Après plus d’une décennie de soupçons, de controverses et d’accusations publiques, une enquête approfondie menée par Bloomberg, s’appuyant sur des documents confidentiels d’arbitrage, offre un tout nouvel éclairage sur les affaires du milliardaire israélien Dan Gertler en République Démocratique du Congo.
Une procédure d’arbitrage historique, un verdict sans appel.
Cette procédure d’arbitrage civil, entamée il y a 14 ans en Israël, opposait Gertler à deux de ses anciens partenaires commerciaux, les frères Mendi et Moshe Gartner, qui réclamaient une part substantielle de ses revenus miniers au Congo. Leur réclamation initiale s’élevait à 1,6 milliard de dollars, soit environ la moitié des actifs de Gertler.
Le verdict, rendu en avril 2024 par un ancien président de tribunal israélien après l’examen de plus de 10 000 pages de preuves, documents, correspondances et témoignages, conclut sans équivoque :
« Aucune preuve convaincante de pots-de-vin ou de paiements inappropriés n’a été présentée. »
Des allégations sans fondement.
Bloomberg, qui a eu accès à l’intégralité de la décision, souligne que les accusations de corruption portées contre Gertler n’ont jamais été étayées par des preuves concrètes dans ce cadre juridique, le seul à ce jour à avoir examiné les faits en profondeur. Même si le litige portait sur un différend financier et non sur des poursuites pénales, la décision vient ébranler près de 20 ans d’allégations relayées par plusieurs ONG et médias. Les frères Gartner ont finalement obtenu 85 millions de dollars, soit à peine 5 % du montant qu’ils réclamaient.

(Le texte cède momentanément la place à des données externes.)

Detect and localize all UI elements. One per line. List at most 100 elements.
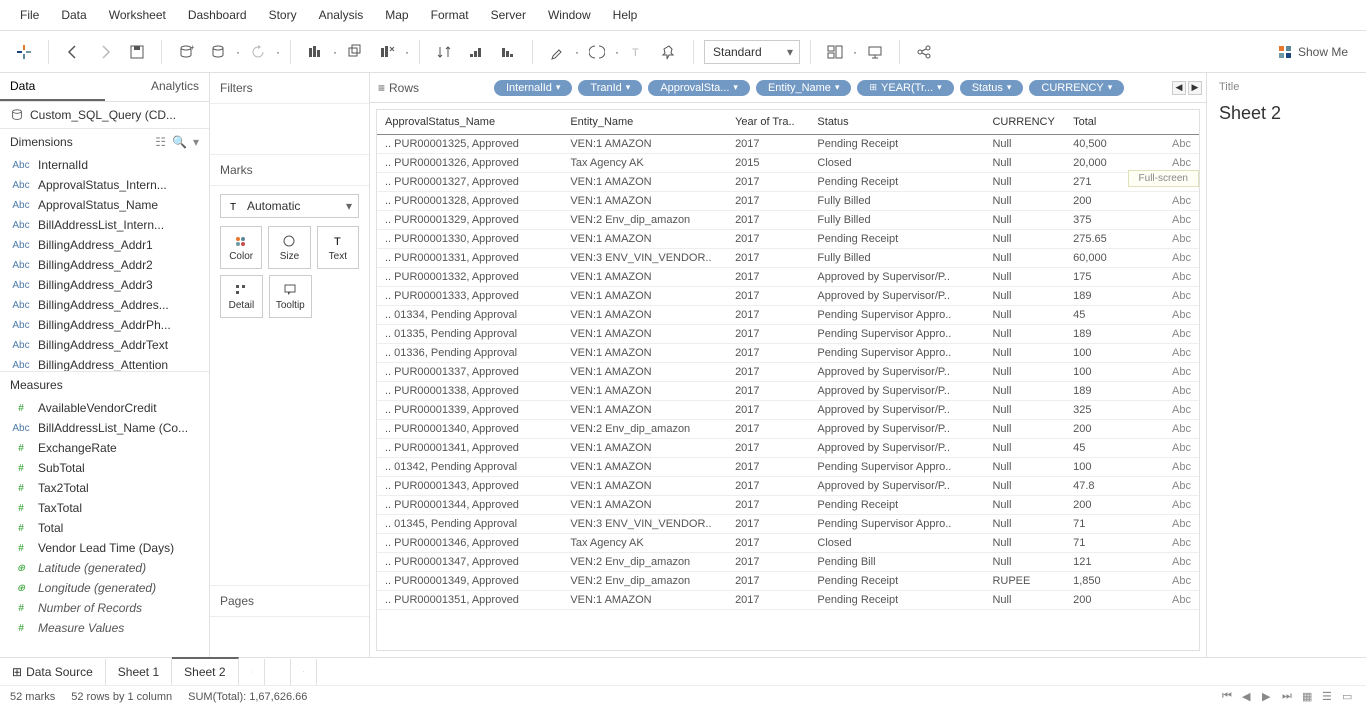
table-row[interactable]: .. PUR00001347, ApprovedVEN:2 Env_dip_am… bbox=[377, 553, 1199, 572]
mark-type-dropdown[interactable]: T Automatic bbox=[220, 194, 359, 218]
new-worksheet-icon[interactable] bbox=[301, 38, 329, 66]
table-row[interactable]: .. PUR00001337, ApprovedVEN:1 AMAZON2017… bbox=[377, 363, 1199, 382]
fit-dropdown[interactable]: Standard bbox=[704, 40, 800, 64]
view-as-icon[interactable]: ☷ bbox=[155, 135, 166, 149]
table-row[interactable]: .. PUR00001343, ApprovedVEN:1 AMAZON2017… bbox=[377, 477, 1199, 496]
field-item[interactable]: AbcBillAddressList_Name (Co... bbox=[0, 418, 209, 438]
field-item[interactable]: AbcApprovalStatus_Name bbox=[0, 195, 209, 215]
refresh-icon[interactable] bbox=[244, 38, 272, 66]
pause-auto-icon[interactable] bbox=[204, 38, 232, 66]
table-row[interactable]: .. 01336, Pending ApprovalVEN:1 AMAZON20… bbox=[377, 344, 1199, 363]
pin-icon[interactable] bbox=[655, 38, 683, 66]
field-item[interactable]: AbcBillingAddress_Addr3 bbox=[0, 275, 209, 295]
view-slides-icon[interactable]: ▭ bbox=[1342, 690, 1356, 704]
row-pill[interactable]: CURRENCY▾ bbox=[1029, 80, 1124, 96]
row-pill[interactable]: InternalId▾ bbox=[494, 80, 572, 96]
sort-desc-icon[interactable] bbox=[494, 38, 522, 66]
table-row[interactable]: .. PUR00001329, ApprovedVEN:2 Env_dip_am… bbox=[377, 211, 1199, 230]
field-item[interactable]: AbcBillAddressList_Intern... bbox=[0, 215, 209, 235]
menu-format[interactable]: Format bbox=[421, 4, 479, 26]
filters-shelf[interactable]: Filters bbox=[210, 73, 369, 104]
field-item[interactable]: #Measure Values bbox=[0, 618, 209, 638]
field-item[interactable]: #Number of Records bbox=[0, 598, 209, 618]
back-icon[interactable] bbox=[59, 38, 87, 66]
field-item[interactable]: #Vendor Lead Time (Days) bbox=[0, 538, 209, 558]
sheet-tab[interactable]: Sheet 2 bbox=[172, 657, 238, 685]
table-row[interactable]: .. PUR00001330, ApprovedVEN:1 AMAZON2017… bbox=[377, 230, 1199, 249]
table-row[interactable]: .. PUR00001328, ApprovedVEN:1 AMAZON2017… bbox=[377, 192, 1199, 211]
menu-help[interactable]: Help bbox=[603, 4, 648, 26]
new-story-tab-icon[interactable] bbox=[291, 659, 317, 685]
row-pill[interactable]: ⊞YEAR(Tr...▾ bbox=[857, 80, 953, 96]
table-row[interactable]: .. 01334, Pending ApprovalVEN:1 AMAZON20… bbox=[377, 306, 1199, 325]
row-pill[interactable]: Entity_Name▾ bbox=[756, 80, 852, 96]
save-icon[interactable] bbox=[123, 38, 151, 66]
new-datasource-icon[interactable]: + bbox=[172, 38, 200, 66]
field-item[interactable]: AbcBillingAddress_Addr2 bbox=[0, 255, 209, 275]
field-item[interactable]: #SubTotal bbox=[0, 458, 209, 478]
field-item[interactable]: #AvailableVendorCredit bbox=[0, 398, 209, 418]
view-grid-icon[interactable]: ▦ bbox=[1302, 690, 1316, 704]
forward-icon[interactable] bbox=[91, 38, 119, 66]
table-row[interactable]: .. 01345, Pending ApprovalVEN:3 ENV_VIN_… bbox=[377, 515, 1199, 534]
table-row[interactable]: .. PUR00001332, ApprovedVEN:1 AMAZON2017… bbox=[377, 268, 1199, 287]
tableau-logo-icon[interactable] bbox=[10, 38, 38, 66]
menu-data[interactable]: Data bbox=[51, 4, 96, 26]
table-row[interactable]: .. PUR00001351, ApprovedVEN:1 AMAZON2017… bbox=[377, 591, 1199, 610]
field-item[interactable]: AbcApprovalStatus_Intern... bbox=[0, 175, 209, 195]
cards-icon[interactable] bbox=[821, 38, 849, 66]
analytics-tab[interactable]: Analytics bbox=[105, 73, 210, 101]
presentation-icon[interactable] bbox=[861, 38, 889, 66]
measures-list[interactable]: #AvailableVendorCreditAbcBillAddressList… bbox=[0, 398, 209, 657]
marks-detail[interactable]: Detail bbox=[220, 275, 263, 318]
dim-menu-icon[interactable]: ▾ bbox=[193, 135, 199, 149]
table-row[interactable]: .. PUR00001325, ApprovedVEN:1 AMAZON2017… bbox=[377, 135, 1199, 154]
dimensions-list[interactable]: AbcInternalIdAbcApprovalStatus_Intern...… bbox=[0, 155, 209, 371]
row-pill[interactable]: Status▾ bbox=[960, 80, 1024, 96]
menu-server[interactable]: Server bbox=[481, 4, 536, 26]
sheet-tab[interactable]: Sheet 1 bbox=[106, 658, 172, 685]
swap-icon[interactable] bbox=[430, 38, 458, 66]
menu-map[interactable]: Map bbox=[375, 4, 418, 26]
table-row[interactable]: .. PUR00001331, ApprovedVEN:3 ENV_VIN_VE… bbox=[377, 249, 1199, 268]
row-pill[interactable]: TranId▾ bbox=[578, 80, 642, 96]
nav-prev-icon[interactable]: ◀ bbox=[1242, 690, 1256, 704]
field-item[interactable]: ⊕Longitude (generated) bbox=[0, 578, 209, 598]
menu-analysis[interactable]: Analysis bbox=[309, 4, 374, 26]
new-dashboard-tab-icon[interactable] bbox=[265, 659, 291, 685]
table-row[interactable]: .. PUR00001326, ApprovedTax Agency AK201… bbox=[377, 154, 1199, 173]
field-item[interactable]: ⊕Latitude (generated) bbox=[0, 558, 209, 578]
marks-text[interactable]: TText bbox=[317, 226, 359, 269]
field-item[interactable]: #Total bbox=[0, 518, 209, 538]
table-row[interactable]: .. PUR00001339, ApprovedVEN:1 AMAZON2017… bbox=[377, 401, 1199, 420]
field-item[interactable]: #ExchangeRate bbox=[0, 438, 209, 458]
new-worksheet-tab-icon[interactable]: + bbox=[239, 659, 265, 685]
shelf-left-icon[interactable]: ◀ bbox=[1172, 81, 1186, 95]
clear-icon[interactable] bbox=[373, 38, 401, 66]
table-row[interactable]: .. PUR00001344, ApprovedVEN:1 AMAZON2017… bbox=[377, 496, 1199, 515]
highlight-icon[interactable] bbox=[543, 38, 571, 66]
table-row[interactable]: .. PUR00001327, ApprovedVEN:1 AMAZON2017… bbox=[377, 173, 1199, 192]
nav-last-icon[interactable]: ⏭ bbox=[1282, 690, 1296, 704]
table-row[interactable]: .. PUR00001333, ApprovedVEN:1 AMAZON2017… bbox=[377, 287, 1199, 306]
sort-asc-icon[interactable] bbox=[462, 38, 490, 66]
view-film-icon[interactable]: ☰ bbox=[1322, 690, 1336, 704]
data-grid[interactable]: Full-screen ApprovalStatus_NameEntity_Na… bbox=[376, 109, 1200, 651]
show-me-button[interactable]: Show Me bbox=[1270, 41, 1356, 63]
table-row[interactable]: .. PUR00001340, ApprovedVEN:2 Env_dip_am… bbox=[377, 420, 1199, 439]
rows-shelf[interactable]: ≡Rows InternalId▾TranId▾ApprovalSta...▾E… bbox=[370, 73, 1206, 103]
field-item[interactable]: #TaxTotal bbox=[0, 498, 209, 518]
label-icon[interactable]: T bbox=[623, 38, 651, 66]
nav-first-icon[interactable]: ⏮ bbox=[1222, 690, 1236, 704]
shelf-right-icon[interactable]: ▶ bbox=[1188, 81, 1202, 95]
share-icon[interactable] bbox=[910, 38, 938, 66]
table-row[interactable]: .. 01335, Pending ApprovalVEN:1 AMAZON20… bbox=[377, 325, 1199, 344]
search-field-icon[interactable]: 🔍 bbox=[172, 135, 187, 149]
menu-file[interactable]: File bbox=[10, 4, 49, 26]
menu-worksheet[interactable]: Worksheet bbox=[99, 4, 176, 26]
group-icon[interactable] bbox=[583, 38, 611, 66]
datasource-tab[interactable]: ⊞Data Source bbox=[0, 659, 106, 685]
field-item[interactable]: AbcInternalId bbox=[0, 155, 209, 175]
menu-dashboard[interactable]: Dashboard bbox=[178, 4, 257, 26]
row-pill[interactable]: ApprovalSta...▾ bbox=[648, 80, 750, 96]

Des investissements à vocation sociale, pas des pots-de-vin
Parmi les éléments analysés figure le rôle d’un ancien collaborateur de Gertler, M. Katumba, décédé en 2012. L’arbitrage a confirmé que ce dernier n’occupait aucune fonction officielle entre 2006 et 2008, période durant laquelle il a reçu des paiements de la part de Gertler.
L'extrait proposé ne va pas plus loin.